Explaining this, Dr. G. S. Mehta, Professor of Giri Institute of Development Studies, Lucknow explained, “The children of the village are reluctant to take up engineering and technical education as they have studied in government schools from the beginning and nowadays the technical education has developed so much that they have a lot of difficulty in understanding”.
Dr. G.S. Mehta has done a thorough study on the state of affairs of education in rural areas. He said, “Due to lack of resources, it is difficult for rural youth to get admission into big colleges; even if they somehow get admission, they leave the course after the first or second semester. Most of the poor farmers do not have enough money to pay the fees for big colleges and get into heavy debts”.
He further explains, “The International Educational and Research Union released a report in 2013, according to which a large difference is seen in the enrollment ratio of higher education in rural and urban areas.
Where the enrollment rate is 23 percent in cities, it is only 7.5 percent in rural areas. The enrollment for women is 22 percent in urban areas and only 5 percent in the villages”.
In such a situation, if the education budget is taken into consideration, then we will find that every year the state government gives budgets of billions of rupees for government schools, despite this, the education system in government schools seems to be off track.
Finance Minister Shri. Arun Jaitley has increased the budget by Rupees 15 thousand crores for higher education in this year’s education budget, making the total education budget a whopping 1.3 lac crore rupees.

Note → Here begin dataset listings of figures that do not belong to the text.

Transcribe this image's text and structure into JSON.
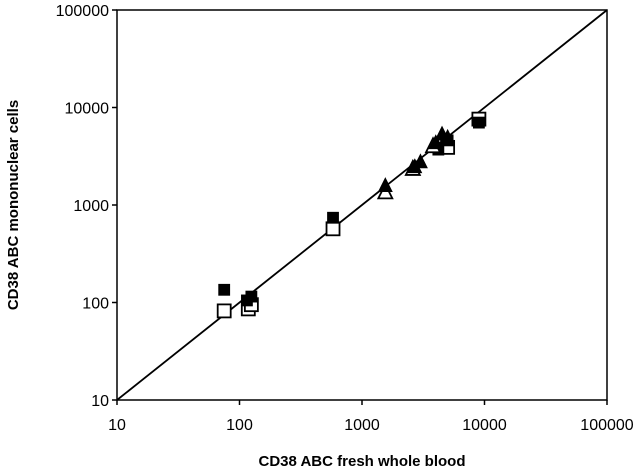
{
  "chart_data": {
    "type": "scatter",
    "title": "",
    "xlabel": "CD38 ABC fresh whole blood",
    "ylabel": "CD38 ABC mononuclear cells",
    "xscale": "log",
    "yscale": "log",
    "xlim": [
      10,
      100000
    ],
    "ylim": [
      10,
      100000
    ],
    "x_ticks": [
      "10",
      "100",
      "1000",
      "10000",
      "100000"
    ],
    "y_ticks": [
      "10",
      "100",
      "1000",
      "10000",
      "100000"
    ],
    "grid": false,
    "legend": "none",
    "identity_line": {
      "from": [
        10,
        10
      ],
      "to": [
        100000,
        100000
      ]
    },
    "series": [
      {
        "marker": "open-square",
        "points": [
          {
            "x": 75,
            "y": 82
          },
          {
            "x": 118,
            "y": 86
          },
          {
            "x": 125,
            "y": 95
          },
          {
            "x": 580,
            "y": 570
          },
          {
            "x": 5000,
            "y": 3900
          },
          {
            "x": 9000,
            "y": 7600
          }
        ]
      },
      {
        "marker": "filled-square",
        "points": [
          {
            "x": 75,
            "y": 135
          },
          {
            "x": 115,
            "y": 105
          },
          {
            "x": 125,
            "y": 115
          },
          {
            "x": 580,
            "y": 740
          },
          {
            "x": 4200,
            "y": 3700
          },
          {
            "x": 5000,
            "y": 4600
          },
          {
            "x": 9000,
            "y": 7000
          }
        ]
      },
      {
        "marker": "open-triangle",
        "points": [
          {
            "x": 1550,
            "y": 1380
          },
          {
            "x": 2600,
            "y": 2400
          },
          {
            "x": 3800,
            "y": 4100
          }
        ]
      },
      {
        "marker": "filled-triangle",
        "points": [
          {
            "x": 1550,
            "y": 1600
          },
          {
            "x": 2700,
            "y": 2500
          },
          {
            "x": 3000,
            "y": 2800
          },
          {
            "x": 4000,
            "y": 4400
          },
          {
            "x": 4500,
            "y": 5400
          },
          {
            "x": 5000,
            "y": 5000
          }
        ]
      }
    ]
  }
}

At the same time, a provision of Rs. 665 billion has been made in the education sector in U.P., as well as several new schemes have been started, like the Ahilyabai Free Education Scheme which ensures free education for girls till the graduation level.

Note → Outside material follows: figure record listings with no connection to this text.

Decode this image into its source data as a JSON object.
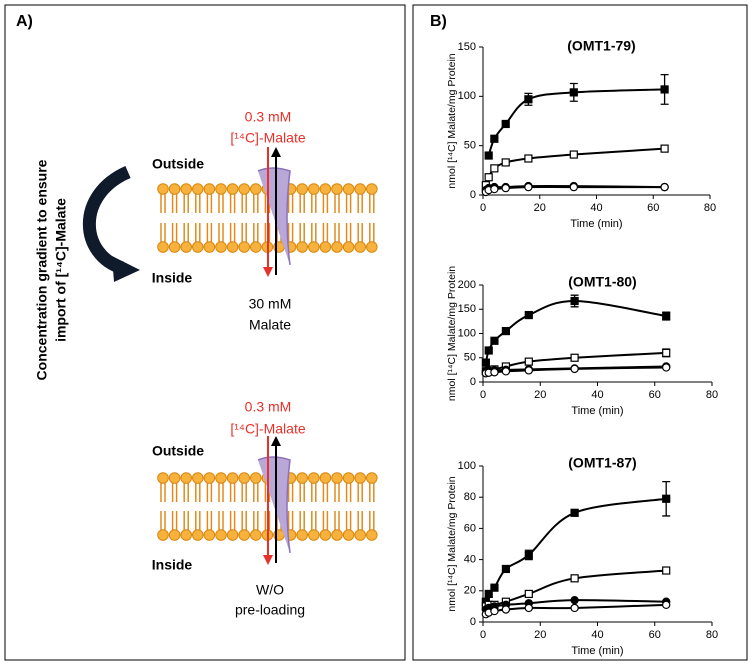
{
  "panel_a": {
    "label": "A)",
    "side_label": [
      "Concentration gradient to ensure",
      "import of [¹⁴C]-Malate"
    ],
    "top": {
      "conc": "0.3 mM",
      "substrate": "[¹⁴C]-Malate",
      "outside": "Outside",
      "inside": "Inside",
      "bottom_lines": [
        "30 mM",
        "Malate"
      ]
    },
    "bottom": {
      "conc": "0.3 mM",
      "substrate": "[¹⁴C]-Malate",
      "outside": "Outside",
      "inside": "Inside",
      "bottom_lines": [
        "W/O",
        "pre-loading"
      ]
    }
  },
  "panel_b": {
    "label": "B)"
  },
  "chart_data": [
    {
      "type": "scatter",
      "title": "(OMT1-79)",
      "x_label": "Time (min)",
      "y_label": "nmol [¹⁴C] Malate/mg Protein",
      "xlim": [
        0,
        80
      ],
      "xticks": [
        0,
        20,
        40,
        60,
        80
      ],
      "ylim": [
        0,
        150
      ],
      "yticks": [
        0,
        50,
        100,
        150
      ],
      "series": [
        {
          "marker": "square-filled",
          "color": "#000000",
          "x": [
            2,
            4,
            8,
            16,
            32,
            64
          ],
          "values": [
            40,
            57,
            72,
            97,
            104,
            107
          ],
          "errors": [
            null,
            null,
            null,
            6,
            9,
            15
          ]
        },
        {
          "marker": "square-open",
          "color": "#000000",
          "x": [
            1,
            2,
            4,
            8,
            16,
            32,
            64
          ],
          "values": [
            10,
            18,
            27,
            33,
            37,
            41,
            47
          ]
        },
        {
          "marker": "circle-filled",
          "color": "#000000",
          "x": [
            1,
            2,
            4,
            8,
            16,
            32,
            64
          ],
          "values": [
            5,
            7,
            8,
            8,
            9,
            9,
            8
          ]
        },
        {
          "marker": "circle-open",
          "color": "#000000",
          "x": [
            1,
            2,
            4,
            8,
            16,
            32,
            64
          ],
          "values": [
            3,
            5,
            6,
            7,
            8,
            8,
            8
          ]
        }
      ]
    },
    {
      "type": "scatter",
      "title": "(OMT1-80)",
      "x_label": "Time (min)",
      "y_label": "nmol [¹⁴C] Malate/mg Protein",
      "xlim": [
        0,
        80
      ],
      "xticks": [
        0,
        20,
        40,
        60,
        80
      ],
      "ylim": [
        0,
        200
      ],
      "yticks": [
        0,
        50,
        100,
        150,
        200
      ],
      "series": [
        {
          "marker": "square-filled",
          "color": "#000000",
          "x": [
            1,
            2,
            4,
            8,
            16,
            32,
            64
          ],
          "values": [
            40,
            65,
            85,
            105,
            138,
            167,
            136
          ],
          "errors": [
            null,
            null,
            null,
            null,
            null,
            12,
            8
          ]
        },
        {
          "marker": "square-open",
          "color": "#000000",
          "x": [
            1,
            2,
            4,
            8,
            16,
            32,
            64
          ],
          "values": [
            22,
            24,
            26,
            32,
            42,
            50,
            60
          ],
          "errors": [
            null,
            null,
            null,
            null,
            null,
            null,
            8
          ]
        },
        {
          "marker": "circle-filled",
          "color": "#000000",
          "x": [
            1,
            2,
            4,
            8,
            16,
            32,
            64
          ],
          "values": [
            22,
            23,
            24,
            25,
            26,
            28,
            32
          ]
        },
        {
          "marker": "circle-open",
          "color": "#000000",
          "x": [
            1,
            2,
            4,
            8,
            16,
            32,
            64
          ],
          "values": [
            18,
            19,
            20,
            22,
            24,
            27,
            30
          ]
        }
      ]
    },
    {
      "type": "scatter",
      "title": "(OMT1-87)",
      "x_label": "Time (min)",
      "y_label": "nmol [¹⁴C] Malate/mg Protein",
      "xlim": [
        0,
        80
      ],
      "xticks": [
        0,
        20,
        40,
        60,
        80
      ],
      "ylim": [
        0,
        100
      ],
      "yticks": [
        0,
        20,
        40,
        60,
        80,
        100
      ],
      "series": [
        {
          "marker": "square-filled",
          "color": "#000000",
          "x": [
            1,
            2,
            4,
            8,
            16,
            32,
            64
          ],
          "values": [
            13,
            18,
            22,
            34,
            43,
            70,
            79
          ],
          "errors": [
            null,
            null,
            null,
            null,
            3,
            2,
            11
          ]
        },
        {
          "marker": "square-open",
          "color": "#000000",
          "x": [
            1,
            2,
            4,
            8,
            16,
            32,
            64
          ],
          "values": [
            10,
            11,
            11,
            13,
            18,
            28,
            33
          ]
        },
        {
          "marker": "circle-filled",
          "color": "#000000",
          "x": [
            1,
            2,
            4,
            8,
            16,
            32,
            64
          ],
          "values": [
            8,
            9,
            10,
            11,
            12,
            14,
            13
          ]
        },
        {
          "marker": "circle-open",
          "color": "#000000",
          "x": [
            1,
            2,
            4,
            8,
            16,
            32,
            64
          ],
          "values": [
            5,
            6,
            7,
            8,
            9,
            9,
            11
          ]
        }
      ]
    }
  ]
}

All Students from classes 1 to 8 get free books, free uniforms, and free education till the secondary level costing the exchequer a sum of approx. Rs. 600 crores.
The government claims that efforts are being made to improve education. The State Government is focusing on primary, secondary and higher education. Now we have to wait and watch how much improvement takes place in the education levels after this budget.

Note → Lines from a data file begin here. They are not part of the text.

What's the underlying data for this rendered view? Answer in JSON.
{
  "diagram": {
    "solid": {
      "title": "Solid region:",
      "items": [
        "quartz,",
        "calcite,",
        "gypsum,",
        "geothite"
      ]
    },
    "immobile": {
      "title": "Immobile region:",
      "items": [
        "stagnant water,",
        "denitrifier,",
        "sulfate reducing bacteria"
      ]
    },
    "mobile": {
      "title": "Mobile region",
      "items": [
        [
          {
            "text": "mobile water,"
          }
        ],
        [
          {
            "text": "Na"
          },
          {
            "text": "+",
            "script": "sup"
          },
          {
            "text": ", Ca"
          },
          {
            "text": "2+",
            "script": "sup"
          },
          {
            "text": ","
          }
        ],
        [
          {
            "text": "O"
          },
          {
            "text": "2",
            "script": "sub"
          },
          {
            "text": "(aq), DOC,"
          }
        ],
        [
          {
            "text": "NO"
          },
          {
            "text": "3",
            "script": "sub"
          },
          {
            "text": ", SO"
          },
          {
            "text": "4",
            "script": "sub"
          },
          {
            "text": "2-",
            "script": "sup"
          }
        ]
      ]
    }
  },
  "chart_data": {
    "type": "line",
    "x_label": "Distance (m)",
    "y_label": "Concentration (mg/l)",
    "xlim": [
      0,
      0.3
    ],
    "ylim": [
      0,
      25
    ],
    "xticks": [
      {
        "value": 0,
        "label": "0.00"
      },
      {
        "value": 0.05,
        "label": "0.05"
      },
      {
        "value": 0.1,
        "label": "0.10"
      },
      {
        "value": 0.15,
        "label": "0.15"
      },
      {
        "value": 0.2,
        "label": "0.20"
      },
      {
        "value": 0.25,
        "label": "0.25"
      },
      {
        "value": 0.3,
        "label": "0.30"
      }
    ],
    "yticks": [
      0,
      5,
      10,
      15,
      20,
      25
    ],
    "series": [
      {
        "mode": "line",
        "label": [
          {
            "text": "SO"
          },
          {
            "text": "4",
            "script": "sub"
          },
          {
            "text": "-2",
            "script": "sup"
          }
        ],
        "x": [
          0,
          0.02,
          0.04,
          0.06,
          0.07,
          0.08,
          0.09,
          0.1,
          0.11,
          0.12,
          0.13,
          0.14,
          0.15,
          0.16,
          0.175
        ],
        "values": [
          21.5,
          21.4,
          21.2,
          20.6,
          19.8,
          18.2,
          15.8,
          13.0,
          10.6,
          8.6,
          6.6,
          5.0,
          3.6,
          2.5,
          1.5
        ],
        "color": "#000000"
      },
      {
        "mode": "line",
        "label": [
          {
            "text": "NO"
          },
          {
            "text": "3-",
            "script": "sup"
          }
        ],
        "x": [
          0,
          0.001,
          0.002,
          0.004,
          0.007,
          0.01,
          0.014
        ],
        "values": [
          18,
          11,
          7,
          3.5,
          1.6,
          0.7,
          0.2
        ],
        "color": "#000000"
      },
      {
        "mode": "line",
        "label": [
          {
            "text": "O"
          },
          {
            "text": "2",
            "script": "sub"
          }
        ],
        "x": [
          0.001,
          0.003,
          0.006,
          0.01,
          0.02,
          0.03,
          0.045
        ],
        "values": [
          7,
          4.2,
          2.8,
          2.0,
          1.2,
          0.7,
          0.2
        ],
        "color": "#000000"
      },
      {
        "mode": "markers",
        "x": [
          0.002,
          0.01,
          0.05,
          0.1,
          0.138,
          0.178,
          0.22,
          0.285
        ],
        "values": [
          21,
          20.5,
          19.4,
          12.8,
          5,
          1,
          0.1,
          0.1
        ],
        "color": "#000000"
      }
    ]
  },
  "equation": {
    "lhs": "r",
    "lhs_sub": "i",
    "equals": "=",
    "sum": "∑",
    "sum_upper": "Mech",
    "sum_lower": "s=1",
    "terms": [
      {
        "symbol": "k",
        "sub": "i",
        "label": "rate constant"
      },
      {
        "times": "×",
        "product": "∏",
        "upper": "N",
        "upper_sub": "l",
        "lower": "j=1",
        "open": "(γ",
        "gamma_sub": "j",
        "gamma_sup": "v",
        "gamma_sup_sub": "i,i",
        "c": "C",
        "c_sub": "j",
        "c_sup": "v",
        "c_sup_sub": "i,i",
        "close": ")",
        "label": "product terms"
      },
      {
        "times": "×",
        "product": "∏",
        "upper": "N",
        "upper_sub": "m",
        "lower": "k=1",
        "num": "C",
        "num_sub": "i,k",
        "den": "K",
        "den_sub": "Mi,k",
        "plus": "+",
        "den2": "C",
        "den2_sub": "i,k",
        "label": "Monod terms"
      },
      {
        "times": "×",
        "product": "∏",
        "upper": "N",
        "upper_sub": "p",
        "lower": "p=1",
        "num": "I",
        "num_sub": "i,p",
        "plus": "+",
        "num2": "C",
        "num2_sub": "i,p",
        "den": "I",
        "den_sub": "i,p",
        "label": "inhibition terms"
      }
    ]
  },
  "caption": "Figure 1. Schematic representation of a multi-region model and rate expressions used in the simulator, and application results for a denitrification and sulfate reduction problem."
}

How can improvement take place?
The condition of education in the villages is pathetic. The literacy rate in villages is close to 58 percent whereas in the cities it is nearly 80 percent. The literacy rate of rural women is around 46 percent and 73 percent for urban women.
If the same people are approached who have been responsible for the current state of affairs in the education system to give tips on education reforms, then you will not get the desired results. To get the best results the education system needs people with a fresh mindset.
Number of ‘study days’ should be extended
Although everything may be fine, if there is a scarcity of time, it will be impossible to provide quality education. Nowadays you have 54 public holidays, 48 Sundays, 40 days of summer holidays, 20 days for admissions and examinations, 15 days for excess rain and extreme cold, 10 days for bandhs, bereavement of some politician, strikes, etc. and 20 days during the Rabi and Kharif season. Thus, only 158 days remain for studies.
The system is so uncertain and indecisive that sometimes it is said that board exams will be conducted for the students of class 5, then it is said that no one will be failed/held back till he or she reaches class 10.
As a result, no one wants to take anything seriously – neither the education board nor the students or the teachers.
Keeping the ground situation in mind, we have to ensure that we reach our goal by 2030 of providing quality education to all boys and girls through the implementation of various schemes. Work has been started, but achieving this goal is going to be quite a challenge.
However, if seen in a positive way, accepting challenges and achieving the goals given to us has always been something that we Indians take pride in.
The views expressed in the above article are that of Shrinkhala Pandey of Charkha Features.